Много раз сплетались они в любовной игре и если бы не неопровержимое свидетельство ее девственности, Анхиз бы поклялся, что перед ним самая многоопытная любовница, из всех, что были и будут на свете. И куда только исчезла робкая дева. Она была неистощима и ненасытна, предельно откровенна в своем стремлении получить от него наслаждение, знала всевозможные секреты и уловки, само его тело она знала гораздо лучше него самого – и оно с радостью отзывалось на все ее ухищрения. Он давно перестал вести и лишь следовал за ней тропам наслаждений, опасно приближаясь к безднам, за которыми теряется разум, нырял с ней в омуты исступлений и взлетал вновь. Сколько раз ему казалось, что он опустошен, выжат до последней капли, но вот она тянулась к нему, и кровь закипала в нем вновь, рождая новую волну желания и наливая жаром чресла.
В последний раз они сошлись уже с ленцой, словно бы нехотя. Он неторопливо гладил ее грудь, пока она объезжала его сверху, время от времени склоняясь, чтобы сорвать поцелуи. Прекрасные черты в последний раз исказились в любовном экстазе, а затем все будто волной стерло: лицо ее странно застыло, ничего не выражая. Она протянула руку, и веки Анхиза тотчас же смежил сон.
***
Утолив свое страсть, Афродита, а это была она, погрузила Анхиза в сон. Безумное желание схлынуло так же внезапно, как и накрыло, сменившись злостью, досадой и стыдом. Пожар страсти отгорел, оставив после себя лишь горечь пепелища. Афродита запрокинула голову: «Ну, теперь ты доволен, отец?“.

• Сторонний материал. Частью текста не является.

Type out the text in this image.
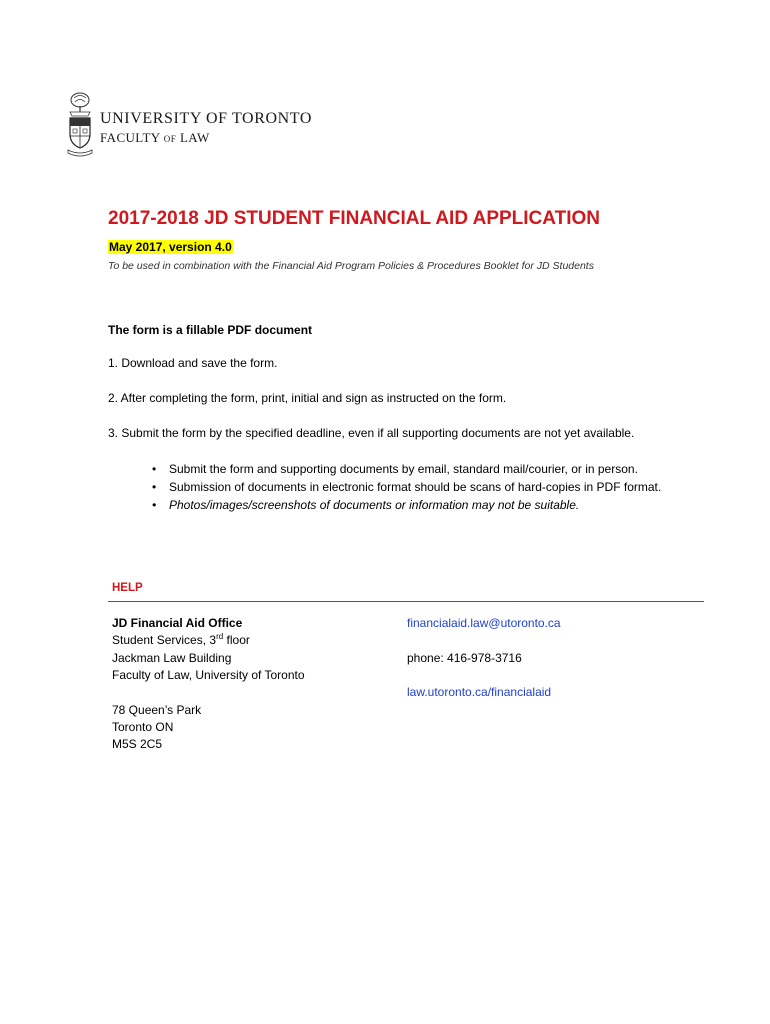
UNIVERSITY OF TORONTO
FACULTY OF LAW
2017-2018 JD STUDENT FINANCIAL AID APPLICATION
May 2017, version 4.0
To be used in combination with the Financial Aid Program Policies & Procedures Booklet for JD Students
The form is a fillable PDF document
1. Download and save the form.
2. After completing the form, print, initial and sign as instructed on the form.
3. Submit the form by the specified deadline, even if all supporting documents are not yet available.
• Submit the form and supporting documents by email, standard mail/courier, or in person.
• Submission of documents in electronic format should be scans of hard-copies in PDF format.
• Photos/images/screenshots of documents or information may not be suitable.
HELP
JD Financial Aid Office
Student Services, 3rd floor
Jackman Law Building
Faculty of Law, University of Toronto
78 Queen’s Park
Toronto ON
M5S 2C5
financialaid.law@utoronto.ca
phone: 416-978-3716
law.utoronto.ca/financialaid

Зевс [5] заронил ей в душу безудержное желание к Анхизу, наказав за то, что заставляла богов безоглядно влюбляться в смертных. Только увидела она утром Анхиза, как помутился ее разум от страсти, и как на крыльях понеслась она в свой храм в Пафосе. Там искупалась она в волшебном источнике, девственность возвращающем, а затем повелела прислужницам обрядить себя в лучшие одежды и украшения. Афродита так горела страстью, что лишь в последний момент успела одуматься и приняла личину смертной: потушила божественный свет и уменьшила рост. Теперь наконец можно было самой собой: Афродита вернула себе облик бессмертной и темная хижина сразу же озарилась светом.
Между ногами было липко. Она взяла какую-то тряпку – кажется, это был хитон пастушка – и вытерла семя с бедер. Быстро оделась и наскоро подобрала волосы. Какое же это унижение – вот так безгранично желать кого-то! В ней будто зияющая пустота раскрылась, заполнить которую только Анхизу и было под силу. А его еще и уговаривать пришлось! Когда это дитя начало что-то лопотать про жертвенник, она еле сдержалась, чтобы не закричать.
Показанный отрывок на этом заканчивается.